Microsoft Research has been hard at work doing impossible things again. This time it's a library of code that converts a 2D video or still image into a 3D depth image.
This is all about taking a simple 2D image and working out how far away from you each of the objects in it are. The algorithm attempts to construct a depth map of the sort the Kinect creates but without using a Kinect.
Once you have a depth map you can apply it to the single image and create a stereo pair which can be viewed as a stereoscopic image.
You might at first think that all of this is an impossible task because you need stereo vision and hence a pair of stereo photos to work out depth. After all, we have two eyes to be able to judge depth. However, try looking at a scene with one eye closed you will still be able to judge distances and even more impressive, you can judge distances in a single photo.

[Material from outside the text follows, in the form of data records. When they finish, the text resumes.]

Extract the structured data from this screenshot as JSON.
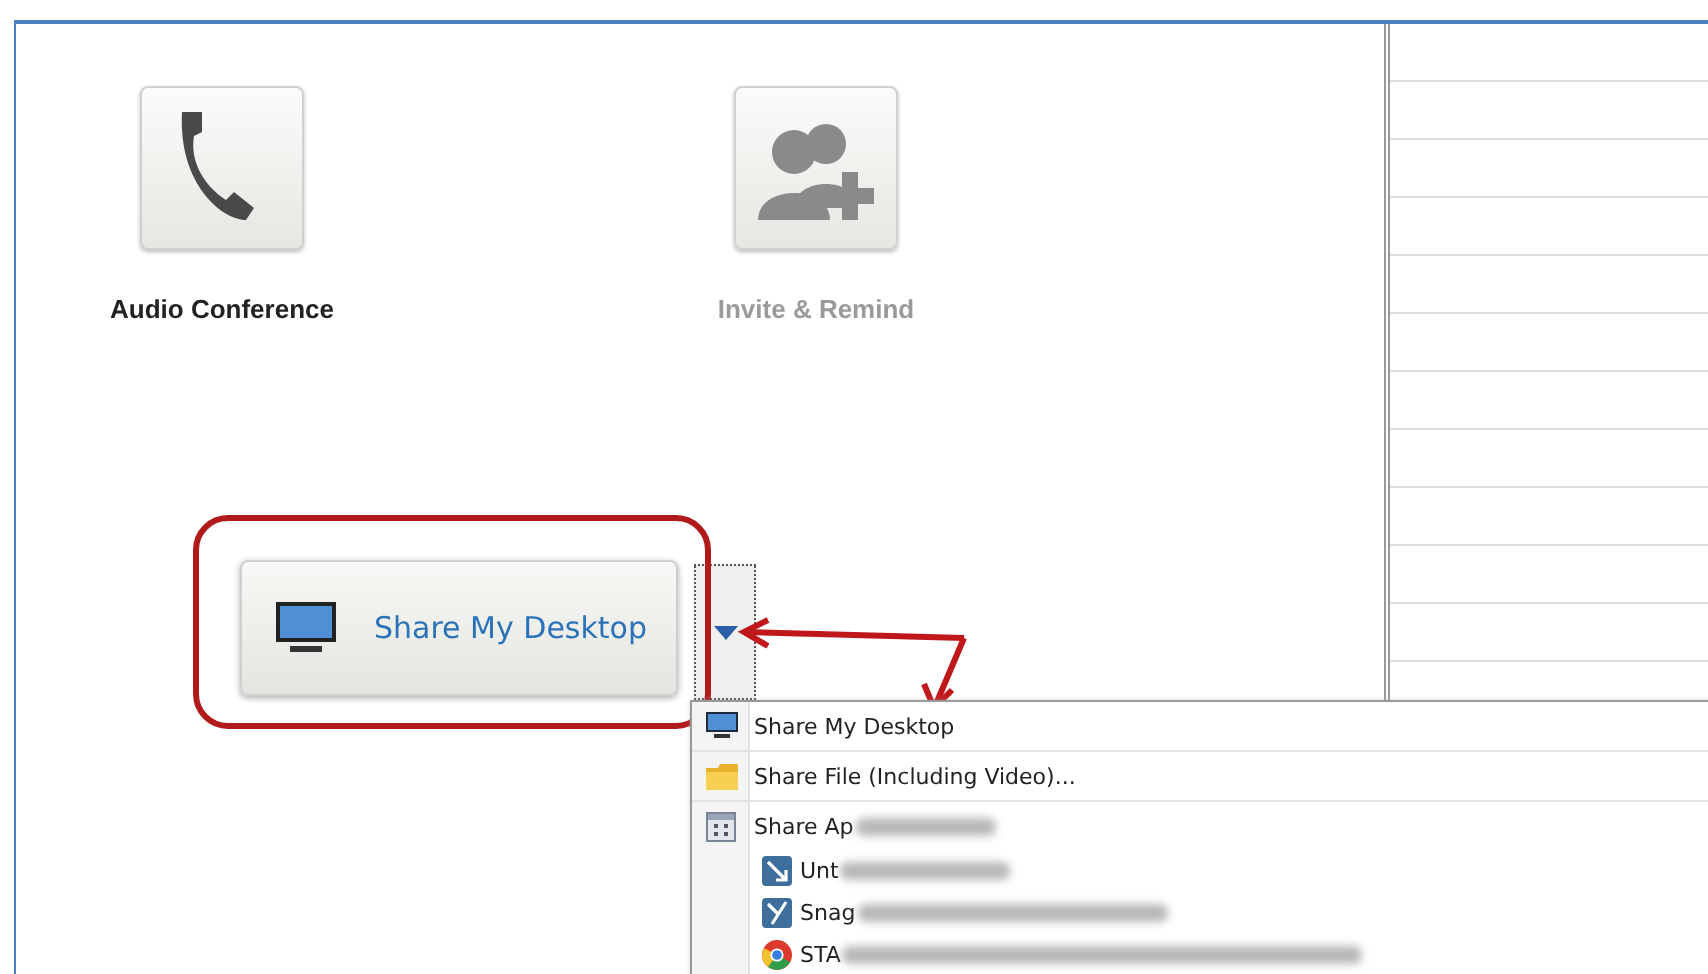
{
  "actions": [
    {
      "kind": "phone",
      "label": "Audio Conference",
      "disabled": false
    },
    {
      "kind": "people",
      "label": "Invite & Remind",
      "disabled": true
    }
  ],
  "share_button": {
    "label": "Share My Desktop"
  },
  "dropdown": {
    "expanded": true
  },
  "menu": {
    "items": [
      {
        "kind": "monitor",
        "label": "Share My Desktop",
        "separator_after": true,
        "blurred": false
      },
      {
        "kind": "folder",
        "label": "Share File (Including Video)...",
        "separator_after": true,
        "blurred": false
      },
      {
        "kind": "application",
        "label": "Share Ap",
        "separator_after": false,
        "blurred": true,
        "children": [
          {
            "kind": "remote",
            "label": "Unt",
            "blurred": true
          },
          {
            "kind": "snag",
            "label": "Snag",
            "blurred": true
          },
          {
            "kind": "browser",
            "label": "STA",
            "blurred": true
          }
        ]
      }
    ]
  }
}
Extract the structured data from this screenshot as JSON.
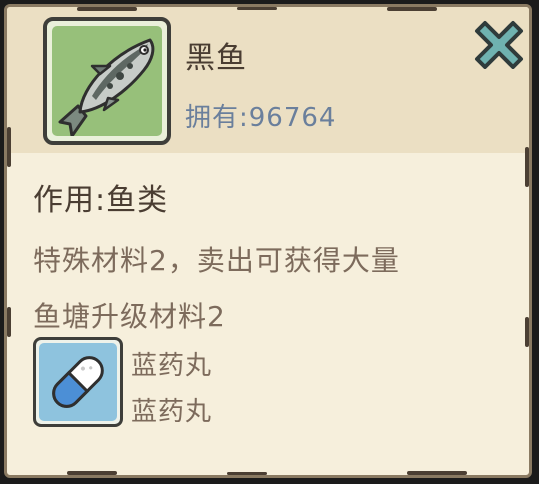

Single frames converted to depth maps - darker is closer
So how is this achieved?
The new software does the job by keeping a database of objects with known depths that it can recognize in the photo. It then estimates warping functions, which indicate how the object is different in the target photo. The matched object is assumed to be at the same depth as the library object. A label based smoothing procedure is then used to improve the depth estimates. If the input is a video then motion flow is used to improve the depth estimates - basically pixels that are in motion have to be in front of background pixels.
The method was trained and tested using a set of videos that were gathered in stereo using a Kinect to measure depth where possible. You can see the arrangement used in the photo above.
You can see the algorithm in action in the following video:
From video to depth map to 3D stereo images
You can download both the Matlab implementation of the algorithm and the training data.